Schließlich vermag der Versetzungsschutz nach § 44 PersVG auch nicht etwa deswegen zu greifen, weil insoweit - wie von den Antragstellern in der mündlichen Verhandlung zu bedenken gegeben - nicht auf die Versetzung, sondern auf die Zuordnung des Antragstellers zu 2) zum Stellenpool abzustellen wäre. Zwar ist den Antragstellern insoweit zuzugeben, dass sich die Frage der Zuweisung eines Beschäftigten zum Stellenpool der Sache nach nicht erst mit der Versetzung, sondern bereits mit der Zuordnung entscheiden dürfte (vgl. insoweit § 1 Abs. 2 Satz 1 Stellenpoolgesetz einerseits und Satz 3 Stellenpoolgesetz andererseits). Dies ist allerdings dem Gesetzgeber des Personalvertretungsgesetzes nicht verborgen geblieben. Er hat nämlich in Bezug auf das Stellenpoolgesetz mit § 99 c PersVG eine Sondervorschrift geschaffen, der zufolge (bereits) die "Zuordnung" der Dienstkraft zum Personalüberhang der Mitwirkung unterliegt (vgl. § 99 c Abs. 2 Satz 1 PersVG). Von einer darüber hinausgehenden Beteiligung bei der Zuordnung zum Stellenpool hat der Gesetzgeber des Personalvertretungsgesetzes damit bewusst abgesehen und es insbesondere in § 44 PersVG auch mit Blick auf das Stellenpoolgesetz bei der - an die Versetzung anknüpfenden - Zustimmungsbedürftigkeit belassen. Damit hat er bewusst eine Regelung auch gerade in Anbetracht der - wie von den Antragstellern geltend gemacht - für die Jahre 2005 und 2006 anstehenden 6000 Versetzungen zum Stellenpool geschaffen.

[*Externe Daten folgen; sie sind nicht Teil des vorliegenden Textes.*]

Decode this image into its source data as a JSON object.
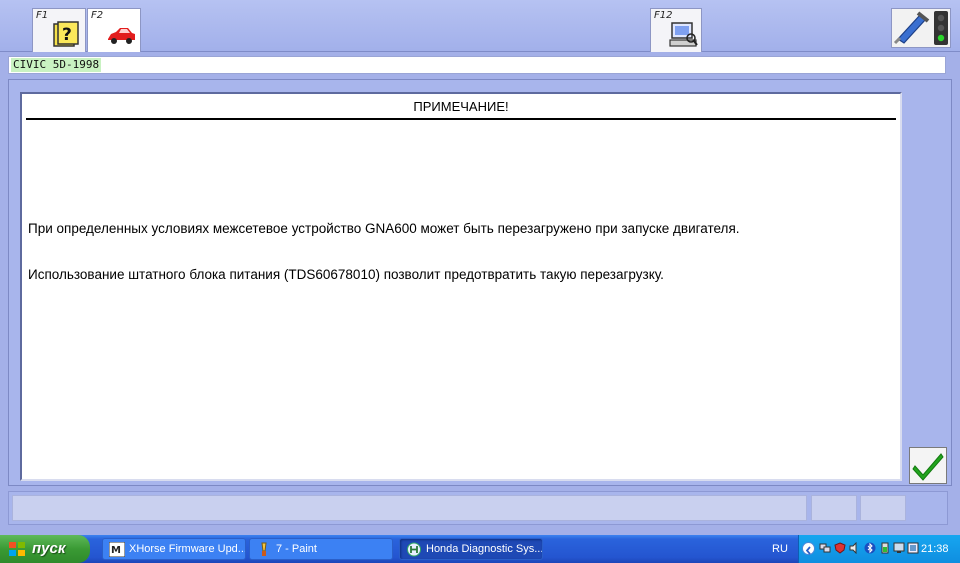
{
  "toolbar": {
    "f1_label": "F1",
    "f2_label": "F2",
    "f12_label": "F12"
  },
  "vehicle": {
    "model": "CIVIC 5D-1998"
  },
  "note": {
    "title": "ПРИМЕЧАНИЕ!",
    "paragraph_1": "При определенных условиях межсетевое устройство GNA600 может быть перезагружено при запуске двигателя.",
    "paragraph_2": "Использование штатного блока питания (TDS60678010) позволит предотвратить такую перезагрузку."
  },
  "taskbar": {
    "start_label": "пуск",
    "tasks": [
      {
        "label": "XHorse Firmware Upd...",
        "icon": "xhorse-app-icon"
      },
      {
        "label": "7 - Paint",
        "icon": "paint-icon"
      },
      {
        "label": "Honda Diagnostic Sys...",
        "icon": "honda-diagnostic-icon"
      }
    ],
    "language": "RU",
    "clock": "21:38"
  },
  "colors": {
    "app_background": "#a4b0e8",
    "vehicle_highlight": "#c9f2c2",
    "taskbar_blue": "#2455d0",
    "start_green": "#3a9a34",
    "confirm_green": "#22a41e"
  }
}
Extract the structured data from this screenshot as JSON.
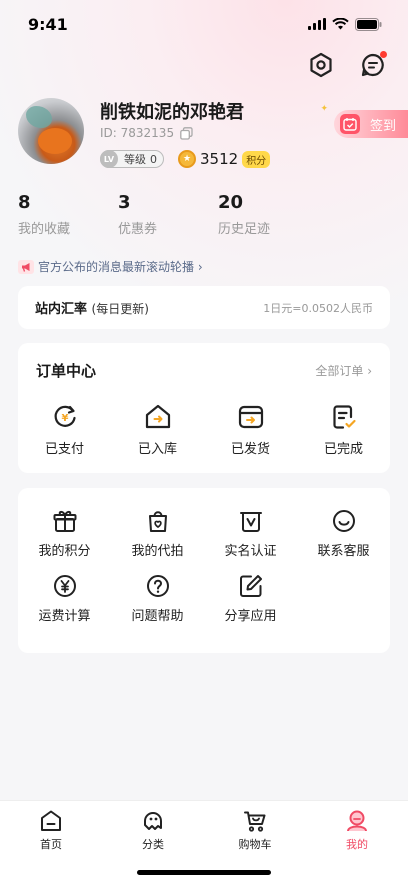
{
  "status": {
    "time": "9:41"
  },
  "profile": {
    "username": "削铁如泥的邓艳君",
    "user_id": "ID: 7832135",
    "level_badge": "LV",
    "level_text": "等级",
    "level_value": "0",
    "points": "3512",
    "points_tag": "积分",
    "checkin_label": "签到"
  },
  "stats": [
    {
      "value": "8",
      "label": "我的收藏"
    },
    {
      "value": "3",
      "label": "优惠券"
    },
    {
      "value": "20",
      "label": "历史足迹"
    }
  ],
  "announcement": "官方公布的消息最新滚动轮播 ›",
  "exchange": {
    "title": "站内汇率",
    "subtitle": "(每日更新)",
    "value": "1日元=0.0502人民币"
  },
  "orders": {
    "title": "订单中心",
    "all_label": "全部订单 ›",
    "items": [
      {
        "label": "已支付",
        "icon": "paid-icon"
      },
      {
        "label": "已入库",
        "icon": "warehouse-icon"
      },
      {
        "label": "已发货",
        "icon": "shipped-icon"
      },
      {
        "label": "已完成",
        "icon": "completed-icon"
      }
    ]
  },
  "tools": [
    {
      "label": "我的积分",
      "icon": "gift-icon"
    },
    {
      "label": "我的代拍",
      "icon": "bag-icon"
    },
    {
      "label": "实名认证",
      "icon": "id-card-icon"
    },
    {
      "label": "联系客服",
      "icon": "chat-smile-icon"
    },
    {
      "label": "运费计算",
      "icon": "yen-circle-icon"
    },
    {
      "label": "问题帮助",
      "icon": "question-icon"
    },
    {
      "label": "分享应用",
      "icon": "share-edit-icon"
    }
  ],
  "tabbar": [
    {
      "label": "首页",
      "icon": "home-icon",
      "active": false
    },
    {
      "label": "分类",
      "icon": "category-icon",
      "active": false
    },
    {
      "label": "购物车",
      "icon": "cart-icon",
      "active": false
    },
    {
      "label": "我的",
      "icon": "profile-icon",
      "active": true
    }
  ],
  "colors": {
    "accent": "#f04a64",
    "order_accent": "#f5a623",
    "coin": "#f5b83a"
  }
}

Ein Anknüpfen nicht an die Versetzung, sondern an die Zuordnung zum Stellenpool hätte im Übrigen jedenfalls im Falle des Antragstellers zu 2) zu keinem anderen Ergebnis in Bezug auf § 44 PersVG geführt, weil dieser erst seit dem 11. Februar 2004 als Ersatzmitglied des Personalrats tätig geworden, seine Zuordnung zum Stellenpool aber schon im Januar 2004 erfolgt war, wie ihm der Beteiligte mit Schreiben vom 19. Januar 2004 mitgeteilt hat.

Die Rechtsbeschwerde war mangels Zulassungsgrundes nicht zu eröffnen.

Der Gegenstandswert ergibt sich aus § 23 Abs. 2 Satz 2 RVG.